The DAC8771 provides two modes for daisy-chain operation: normal and transparent. The TRN bit in the Reset config register determines which mode is used. In Normal mode (TRN bit = '0'), the data clocked into the SDIN pin are transferred into the shift register. The first falling edge of SYNC starts the operating cycle. SCLK is continuously applied to the SPI Shift Register when SYNC is low. If more than 24 clock pulses are applied, the data ripple out of the shift register and appear on the SDO line. These data are clocked out on the rising edge of SCLK and are valid on the falling edge. By connecting the SDO pin of the first device to the SDIN input of the next device in the chain, a multiple-device interface is constructed. Each device in the system requires 24 clock pulses. Therefore, the total number of clock cycles must equal 24 × N, where N is the total number of DAC8771s in the chain. When the serial transfer to all devices is complete, SYNC is taken high. This action latches the data from the SPI Shift registers to the device internal registers synchronously for each device in the daisy-chain, and prevents any further data from being clocked in. Note that a continuous SCLK source can only be used if SYNC is held low for the correct number of clock cycles. For gated clock mode, a burst clock containing the exact number of clock cycles must be used and SYNC must be taken high after the final clock in order to latch the data.

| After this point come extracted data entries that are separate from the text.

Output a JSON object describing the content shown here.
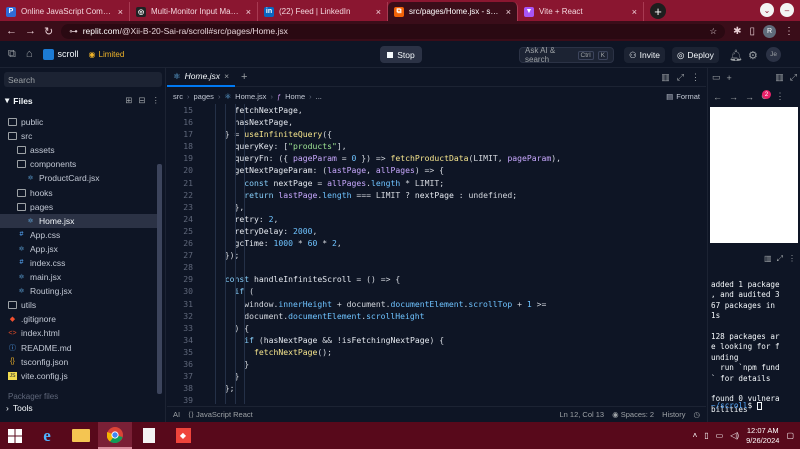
{
  "browser": {
    "tabs": [
      {
        "title": "Online JavaScript Compiler (Ed",
        "icon": "js-compiler-icon",
        "active": false
      },
      {
        "title": "Multi-Monitor Input Managem",
        "icon": "chatgpt-icon",
        "active": false
      },
      {
        "title": "(22) Feed | LinkedIn",
        "icon": "linkedin-icon",
        "active": false
      },
      {
        "title": "src/pages/Home.jsx - scroll - R",
        "icon": "replit-icon",
        "active": true
      },
      {
        "title": "Vite + React",
        "icon": "vite-icon",
        "active": false
      }
    ],
    "url_host": "replit.com",
    "url_path": "/@Xii-B-20-Sai-ra/scroll#src/pages/Home.jsx",
    "profile_initial": "R"
  },
  "replit": {
    "project_name": "scroll",
    "plan_badge": "Limited",
    "stop_label": "Stop",
    "ask_ai_placeholder": "Ask AI & search",
    "ask_ai_shortcut_1": "Ctrl",
    "ask_ai_shortcut_2": "K",
    "invite_label": "Invite",
    "deploy_label": "Deploy",
    "avatar_label": "Je"
  },
  "sidebar": {
    "search_placeholder": "Search",
    "files_header": "Files",
    "tree": [
      {
        "label": "public",
        "type": "folder",
        "depth": 0
      },
      {
        "label": "src",
        "type": "folder",
        "depth": 0
      },
      {
        "label": "assets",
        "type": "folder",
        "depth": 1
      },
      {
        "label": "components",
        "type": "folder",
        "depth": 1
      },
      {
        "label": "ProductCard.jsx",
        "type": "jsx",
        "depth": 2
      },
      {
        "label": "hooks",
        "type": "folder",
        "depth": 1
      },
      {
        "label": "pages",
        "type": "folder",
        "depth": 1
      },
      {
        "label": "Home.jsx",
        "type": "jsx",
        "depth": 2,
        "selected": true
      },
      {
        "label": "App.css",
        "type": "css",
        "depth": 1
      },
      {
        "label": "App.jsx",
        "type": "jsx",
        "depth": 1
      },
      {
        "label": "index.css",
        "type": "css",
        "depth": 1
      },
      {
        "label": "main.jsx",
        "type": "jsx",
        "depth": 1
      },
      {
        "label": "Routing.jsx",
        "type": "jsx",
        "depth": 1
      },
      {
        "label": "utils",
        "type": "folder",
        "depth": 0
      },
      {
        "label": ".gitignore",
        "type": "git",
        "depth": 0
      },
      {
        "label": "index.html",
        "type": "html",
        "depth": 0
      },
      {
        "label": "README.md",
        "type": "md",
        "depth": 0
      },
      {
        "label": "tsconfig.json",
        "type": "json",
        "depth": 0
      },
      {
        "label": "vite.config.js",
        "type": "js",
        "depth": 0
      }
    ],
    "packager_label": "Packager files",
    "tools_label": "Tools"
  },
  "editor": {
    "tab_label": "Home.jsx",
    "breadcrumb": [
      "src",
      "pages",
      "Home.jsx",
      "Home",
      "..."
    ],
    "format_label": "Format",
    "lines": [
      {
        "n": "15",
        "indent": 2,
        "html": "<span class='vr'>fetchNextPage</span>,"
      },
      {
        "n": "16",
        "indent": 2,
        "html": "<span class='vr'>hasNextPage</span>,"
      },
      {
        "n": "17",
        "indent": 1,
        "html": "} = <span class='fn'>useInfiniteQuery</span>({"
      },
      {
        "n": "18",
        "indent": 2,
        "html": "<span class='vr'>queryKey</span>: [<span class='st'>\"products\"</span>],"
      },
      {
        "n": "19",
        "indent": 2,
        "html": "<span class='vr'>queryFn</span>: ({ <span class='pr'>pageParam</span> = <span class='nm'>0</span> }) => <span class='fn'>fetchProductData</span>(LIMIT, <span class='pr'>pageParam</span>),"
      },
      {
        "n": "20",
        "indent": 2,
        "html": "<span class='vr'>getNextPageParam</span>: (<span class='pr'>lastPage</span>, <span class='pr'>allPages</span>) => {"
      },
      {
        "n": "21",
        "indent": 3,
        "html": "<span class='kw'>const</span> <span class='vr'>nextPage</span> = <span class='pr'>allPages</span>.<span class='nm'>length</span> * LIMIT;"
      },
      {
        "n": "22",
        "indent": 3,
        "html": "<span class='kw'>return</span> <span class='pr'>lastPage</span>.<span class='nm'>length</span> === LIMIT ? <span class='vr'>nextPage</span> : undefined;"
      },
      {
        "n": "23",
        "indent": 2,
        "html": "},"
      },
      {
        "n": "24",
        "indent": 2,
        "html": "<span class='vr'>retry</span>: <span class='nm'>2</span>,"
      },
      {
        "n": "25",
        "indent": 2,
        "html": "<span class='vr'>retryDelay</span>: <span class='nm'>2000</span>,"
      },
      {
        "n": "26",
        "indent": 2,
        "html": "<span class='vr'>gcTime</span>: <span class='nm'>1000</span> * <span class='nm'>60</span> * <span class='nm'>2</span>,"
      },
      {
        "n": "27",
        "indent": 1,
        "html": "});"
      },
      {
        "n": "28",
        "indent": 0,
        "html": ""
      },
      {
        "n": "29",
        "indent": 1,
        "html": "<span class='kw'>const</span> <span class='vr'>handleInfiniteScroll</span> = () => {"
      },
      {
        "n": "30",
        "indent": 2,
        "html": "<span class='kw'>if</span> ("
      },
      {
        "n": "31",
        "indent": 3,
        "html": "window.<span class='nm'>innerHeight</span> + document.<span class='nm'>documentElement</span>.<span class='nm'>scrollTop</span> + <span class='nm'>1</span> >="
      },
      {
        "n": "32",
        "indent": 3,
        "html": "document.<span class='nm'>documentElement</span>.<span class='nm'>scrollHeight</span>"
      },
      {
        "n": "33",
        "indent": 2,
        "html": ") {"
      },
      {
        "n": "34",
        "indent": 3,
        "html": "<span class='kw'>if</span> (<span class='vr'>hasNextPage</span> && !<span class='vr'>isFetchingNextPage</span>) {"
      },
      {
        "n": "35",
        "indent": 4,
        "html": "<span class='fn'>fetchNextPage</span>();"
      },
      {
        "n": "36",
        "indent": 3,
        "html": "}"
      },
      {
        "n": "37",
        "indent": 2,
        "html": "}"
      },
      {
        "n": "38",
        "indent": 1,
        "html": "};"
      },
      {
        "n": "39",
        "indent": 0,
        "html": ""
      }
    ],
    "status_ai": "AI",
    "status_lang": "JavaScript React",
    "status_pos": "Ln 12, Col 13",
    "status_spaces": "Spaces: 2",
    "status_history": "History"
  },
  "webview": {
    "badge_count": "2"
  },
  "console": {
    "output": "added 1 package\n, and audited 3\n67 packages in\n1s\n\n128 packages ar\ne looking for f\nunding\n  run `npm fund\n` for details\n\nfound 0 vulnera\nbilities",
    "prompt_path": "~/scroll",
    "prompt_symbol": "$"
  },
  "taskbar": {
    "time": "12:07 AM",
    "date": "9/26/2024"
  },
  "colors": {
    "accent": "#0079f2",
    "browser_frame": "#8a1630",
    "taskbar": "#58091b"
  }
}
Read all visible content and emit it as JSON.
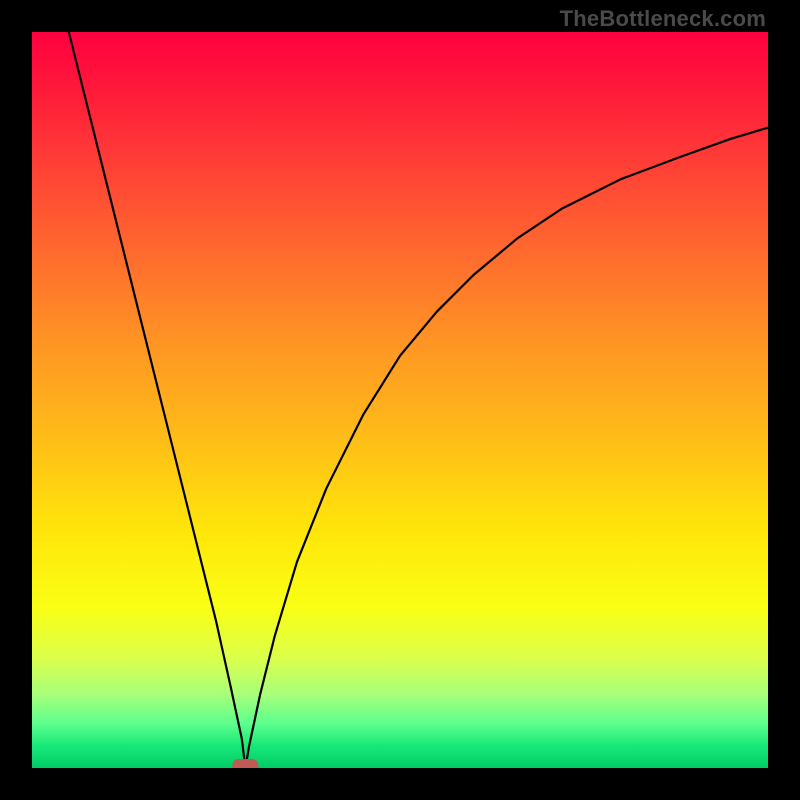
{
  "watermark": "TheBottleneck.com",
  "chart_data": {
    "type": "line",
    "title": "",
    "xlabel": "",
    "ylabel": "",
    "xlim": [
      0,
      100
    ],
    "ylim": [
      0,
      100
    ],
    "grid": false,
    "background_gradient": {
      "stops": [
        {
          "pos": 0,
          "color": "#ff0040"
        },
        {
          "pos": 50,
          "color": "#ffbc18"
        },
        {
          "pos": 80,
          "color": "#faff14"
        },
        {
          "pos": 100,
          "color": "#00cc66"
        }
      ]
    },
    "marker": {
      "x": 29,
      "y": 0,
      "color": "#c05a55",
      "shape": "rounded-rect"
    },
    "series": [
      {
        "name": "curve",
        "color": "#000000",
        "x": [
          5,
          7,
          10,
          13,
          16,
          19,
          22,
          25,
          27,
          28.5,
          29,
          29.5,
          31,
          33,
          36,
          40,
          45,
          50,
          55,
          60,
          66,
          72,
          80,
          88,
          95,
          100
        ],
        "values": [
          100,
          92,
          80,
          68,
          56,
          44,
          32,
          20,
          11,
          4,
          0,
          3,
          10,
          18,
          28,
          38,
          48,
          56,
          62,
          67,
          72,
          76,
          80,
          83,
          85.5,
          87
        ]
      }
    ]
  }
}
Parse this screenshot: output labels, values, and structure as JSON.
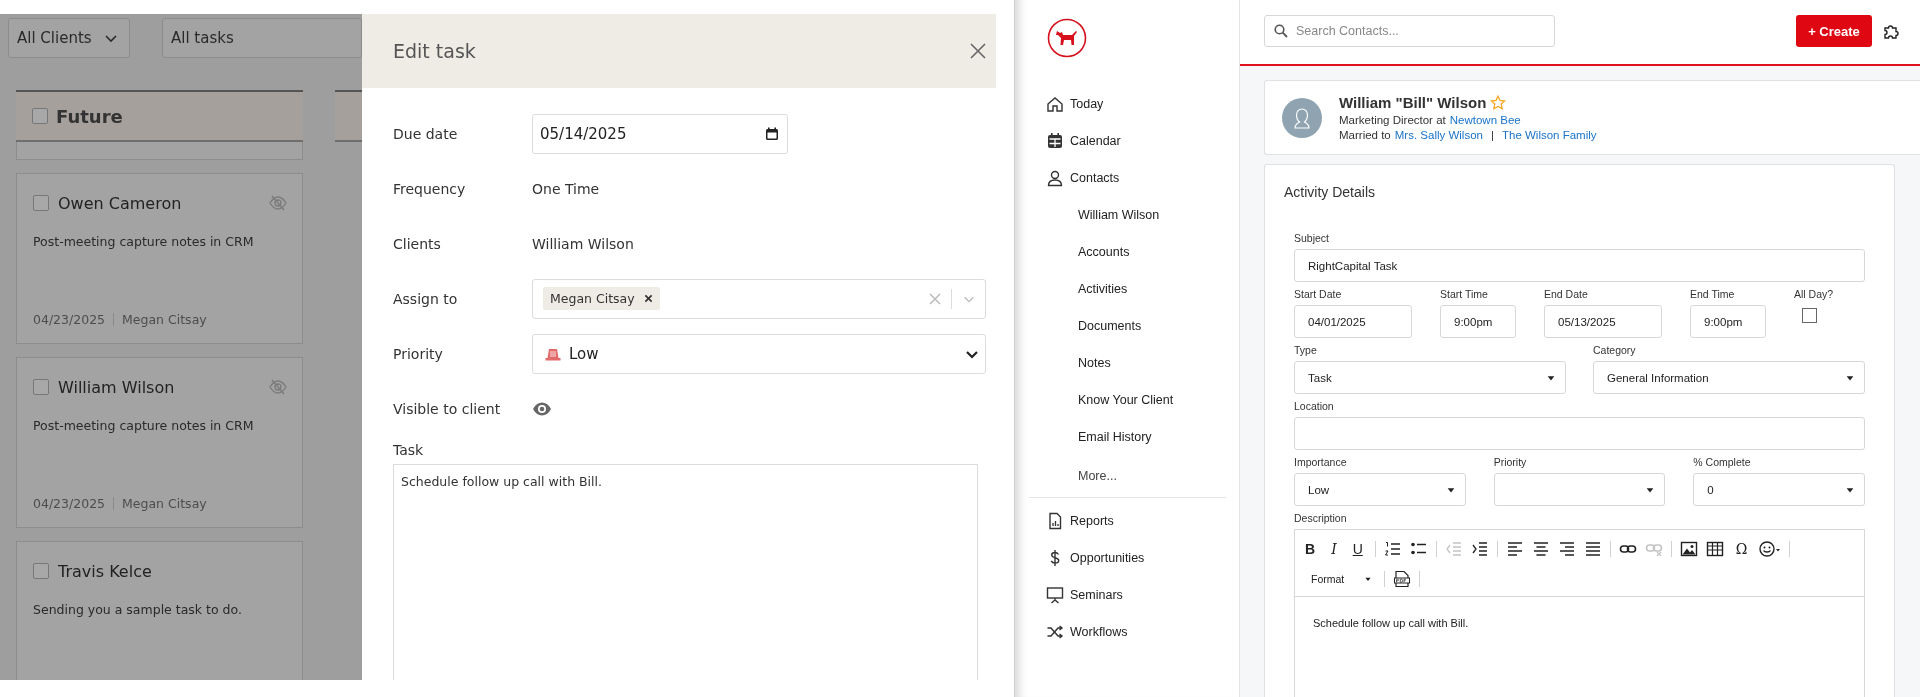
{
  "task_board": {
    "filters": [
      {
        "label": "All Clients",
        "kind": "dropdown"
      },
      {
        "label": "All tasks",
        "kind": "plain"
      }
    ],
    "columns": [
      {
        "title": "Future",
        "checked": false
      }
    ],
    "cards": [
      {
        "client": "Owen Cameron",
        "checked": false,
        "visible_to_client": false,
        "task": "Post-meeting capture notes in CRM",
        "due": "04/23/2025",
        "assignee": "Megan Citsay"
      },
      {
        "client": "William Wilson",
        "checked": false,
        "visible_to_client": false,
        "task": "Post-meeting capture notes in CRM",
        "due": "04/23/2025",
        "assignee": "Megan Citsay"
      },
      {
        "client": "Travis Kelce",
        "checked": false,
        "visible_to_client": true,
        "task": "Sending you a sample task to do."
      }
    ]
  },
  "edit_task": {
    "title": "Edit task",
    "fields": [
      {
        "label": "Due date",
        "kind": "date",
        "value": "05/14/2025"
      },
      {
        "label": "Frequency",
        "kind": "text",
        "value": "One Time"
      },
      {
        "label": "Clients",
        "kind": "text",
        "value": "William Wilson"
      },
      {
        "label": "Assign to",
        "kind": "tags",
        "tags": [
          "Megan Citsay"
        ]
      },
      {
        "label": "Priority",
        "kind": "select",
        "value": "Low"
      },
      {
        "label": "Visible to client",
        "kind": "visibility",
        "visible": true
      }
    ],
    "task": {
      "label": "Task",
      "value": "Schedule follow up call with Bill."
    }
  },
  "crm": {
    "search": {
      "placeholder": "Search Contacts..."
    },
    "create_button": "+ Create",
    "nav": [
      {
        "label": "Today"
      },
      {
        "label": "Calendar"
      },
      {
        "label": "Contacts",
        "children": [
          {
            "label": "William Wilson"
          },
          {
            "label": "Accounts"
          },
          {
            "label": "Activities"
          },
          {
            "label": "Documents"
          },
          {
            "label": "Notes"
          },
          {
            "label": "Know Your Client"
          },
          {
            "label": "Email History"
          },
          {
            "label": "More...",
            "kind": "more"
          }
        ]
      },
      {
        "label": "Reports"
      },
      {
        "label": "Opportunities"
      },
      {
        "label": "Seminars"
      },
      {
        "label": "Workflows"
      }
    ],
    "contact": {
      "name": "William \"Bill\" Wilson",
      "favorite": false,
      "title_line": "Marketing Director at",
      "company": "Newtown Bee",
      "relation_line": "Married to",
      "spouse": "Mrs. Sally Wilson",
      "separator": "|",
      "household": "The Wilson Family"
    },
    "activity": {
      "title": "Activity Details",
      "groups": [
        {
          "fields": [
            {
              "label": "Subject",
              "kind": "input",
              "value": "RightCapital Task"
            }
          ]
        },
        {
          "fields": [
            {
              "label": "Start Date",
              "kind": "input",
              "value": "04/01/2025"
            },
            {
              "label": "Start Time",
              "kind": "input",
              "value": "9:00pm"
            },
            {
              "label": "End Date",
              "kind": "input",
              "value": "05/13/2025"
            },
            {
              "label": "End Time",
              "kind": "input",
              "value": "9:00pm"
            },
            {
              "label": "All Day?",
              "kind": "checkbox",
              "checked": false
            }
          ]
        },
        {
          "fields": [
            {
              "label": "Type",
              "kind": "select",
              "value": "Task"
            },
            {
              "label": "Category",
              "kind": "select",
              "value": "General Information"
            }
          ]
        },
        {
          "fields": [
            {
              "label": "Location",
              "kind": "input"
            }
          ]
        },
        {
          "fields": [
            {
              "label": "Importance",
              "kind": "select",
              "value": "Low"
            },
            {
              "label": "Priority",
              "kind": "select"
            },
            {
              "label": "% Complete",
              "kind": "select",
              "value": "0"
            }
          ]
        }
      ],
      "description": {
        "label": "Description",
        "toolbar": [
          [
            {
              "kind": "text",
              "label": "B"
            },
            {
              "kind": "text",
              "label": "I"
            },
            {
              "kind": "text",
              "label": "U"
            },
            {
              "kind": "divider"
            },
            {
              "kind": "icon",
              "disabled": false
            },
            {
              "kind": "icon",
              "disabled": false
            },
            {
              "kind": "divider"
            },
            {
              "kind": "icon",
              "disabled": true
            },
            {
              "kind": "icon",
              "disabled": false
            },
            {
              "kind": "divider"
            },
            {
              "kind": "icon",
              "disabled": false
            },
            {
              "kind": "icon",
              "disabled": false
            },
            {
              "kind": "icon",
              "disabled": false
            },
            {
              "kind": "icon",
              "disabled": false
            },
            {
              "kind": "divider"
            },
            {
              "kind": "icon",
              "disabled": false
            },
            {
              "kind": "icon",
              "disabled": true
            },
            {
              "kind": "divider"
            },
            {
              "kind": "icon",
              "disabled": false
            },
            {
              "kind": "icon",
              "disabled": false
            },
            {
              "kind": "text",
              "label": "Ω"
            },
            {
              "kind": "icon",
              "disabled": false
            },
            {
              "kind": "divider"
            }
          ],
          [
            {
              "kind": "dropdown",
              "label": "Format"
            },
            {
              "kind": "divider"
            },
            {
              "kind": "icon",
              "disabled": false
            },
            {
              "kind": "divider"
            }
          ]
        ],
        "content": "Schedule follow up call with Bill."
      }
    }
  }
}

In Transparent mode (address 0x02h, TRN bit = '1' Table 5), the data clocked into SDIN are routed to the SDO pin directly; the Shift Register is bypassed. When SCLK is continuously applied with SYNC low, the data clocked into the SDIN pin appear on the SDO pin almost immediately (with approximately a 12 ns delay); there is no 24 clock delay, as there is in normal operating mode. While in Transparent mode, no data bits are clocked into the Shift Register, and the device does not receive any new data or commands. Putting the device into transparent mode eliminates the 24 clock delay from SDIN to SDO caused by the Shift Register, thus greatly speeding up the data transfer. For example, consider three DAC8771s (C, B, and A) in a daisy-chain configuration (Figure 102). The data from the SPI controller are transferred first to C, then to B, and finally to A. In normal daisy-chain operation, a total of 72 clocks are needed to transfer one word to A. However, if C and B are placed into Sleep mode, the first 24 data bits are directly transferred to A (through C and B); therefore, only 24 clocks are needed.
To wake the device up from transparent mode and return to normal operation, the hardware RESET pin must be toggled.